Google’s local virtue theater is the other half of the performance. The company arrives with its polished language, its leaf-colored branding, its consultants who talk about “place-making” the way a surgeon talks about a cosmetic procedure they plan to bill to insurance. It wants the neighborhood to admire the tree while forgetting the machine behind it: the extraction, the rent pressure, the data appetite, the smooth corporate throat clearing that turns public space into a product demo. Plant a tree, print a brochure, hire a sustainability team, and suddenly a ravenous empire is dressed like a hospice volunteer.
And the sustainability team, bless their soft shoes and rented urgency, is never the villain in its own mirror. They arrive with recycled paper, a workshop deck, and the hungry eyes of people who have mistaken branding for atonement. Their whole profession is a performance of purity conducted on behalf of institutions that would sell the oxygen if they could meter it. They speak in the warm, wet jargon of repair while ensuring nothing is actually repaired except the company’s reputation.
AfR (Alternativ für Ratten), predictably, smelled an opening and began chewing on it like a bored dog with a stolen cufflink. Alice Rattenweidel denounced the tree proposal as climate catechism, elite overreach, and imported guilt dressed up as neighborhood concern. It was the usual little farce: a politician performing the indignation of the ordinary while standing on the same pavement as everyone else, trying to look locally rooted while sounding like a newsletter from a mildew-prone office park. She gave off the distinct impression of someone who thinks public life is a costume fitting and every problem is best solved by blaming the nearest abstract category.

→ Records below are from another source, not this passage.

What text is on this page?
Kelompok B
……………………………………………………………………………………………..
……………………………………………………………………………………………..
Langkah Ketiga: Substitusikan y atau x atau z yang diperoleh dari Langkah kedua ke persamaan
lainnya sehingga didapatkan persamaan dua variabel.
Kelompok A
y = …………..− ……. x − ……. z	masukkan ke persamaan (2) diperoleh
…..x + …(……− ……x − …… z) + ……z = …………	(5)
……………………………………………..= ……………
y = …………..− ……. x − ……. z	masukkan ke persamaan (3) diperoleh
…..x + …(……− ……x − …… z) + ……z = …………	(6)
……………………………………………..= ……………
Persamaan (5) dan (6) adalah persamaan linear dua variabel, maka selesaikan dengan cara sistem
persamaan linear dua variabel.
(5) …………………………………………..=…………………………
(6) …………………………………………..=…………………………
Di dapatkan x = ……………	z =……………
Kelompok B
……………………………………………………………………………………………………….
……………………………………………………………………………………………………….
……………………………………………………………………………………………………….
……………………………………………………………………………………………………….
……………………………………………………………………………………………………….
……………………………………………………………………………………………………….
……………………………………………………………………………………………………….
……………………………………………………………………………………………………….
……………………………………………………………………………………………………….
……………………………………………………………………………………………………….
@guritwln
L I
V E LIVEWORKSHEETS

What makes the Wedding version especially filthy is the class theater around it. The activists talk about justice in the language of a grant application; the district office speaks in the dialect of procedural paralysis; the corporate sustainability people preen like botanists with a master’s degree in self-exoneration; the local political opportunists smell blood and call it principle. Everyone is touching the same tree as if it were a prop in a soft-porn confession scene, hoping the bark will absolve them if they press hard enough.

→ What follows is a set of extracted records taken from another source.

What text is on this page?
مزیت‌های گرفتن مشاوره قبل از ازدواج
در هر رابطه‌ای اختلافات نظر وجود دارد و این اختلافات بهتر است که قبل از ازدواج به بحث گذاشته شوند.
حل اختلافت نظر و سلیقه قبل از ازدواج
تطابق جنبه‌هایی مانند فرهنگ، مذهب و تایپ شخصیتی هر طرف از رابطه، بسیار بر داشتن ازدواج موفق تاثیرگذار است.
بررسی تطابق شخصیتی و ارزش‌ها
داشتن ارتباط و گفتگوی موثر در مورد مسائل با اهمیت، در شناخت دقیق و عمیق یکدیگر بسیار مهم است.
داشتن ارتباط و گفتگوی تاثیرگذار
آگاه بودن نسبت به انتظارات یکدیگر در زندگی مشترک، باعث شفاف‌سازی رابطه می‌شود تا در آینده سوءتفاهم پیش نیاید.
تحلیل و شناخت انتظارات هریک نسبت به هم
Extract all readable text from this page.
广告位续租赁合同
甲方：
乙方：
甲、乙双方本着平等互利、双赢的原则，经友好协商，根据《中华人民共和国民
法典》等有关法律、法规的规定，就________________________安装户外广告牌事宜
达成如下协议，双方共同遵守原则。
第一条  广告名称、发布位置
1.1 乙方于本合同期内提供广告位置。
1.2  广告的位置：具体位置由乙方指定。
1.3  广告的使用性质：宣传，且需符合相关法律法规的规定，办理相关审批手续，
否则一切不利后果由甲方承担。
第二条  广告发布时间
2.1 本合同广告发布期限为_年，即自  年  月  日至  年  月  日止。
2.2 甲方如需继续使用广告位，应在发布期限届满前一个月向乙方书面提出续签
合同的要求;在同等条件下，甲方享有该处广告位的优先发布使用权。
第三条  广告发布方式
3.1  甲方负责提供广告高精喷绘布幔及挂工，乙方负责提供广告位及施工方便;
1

By Thursday, the file had been sent back for a missing signature and a clarification about whether protection measures apply before or after the next media moment. In Wedding, that is as close to movement as the system usually gets: a stamp, a shrug, a new request, and another round of people pretending delay is neutrality instead of a method. The trees will outlast them. That is not hope. It is just bad management.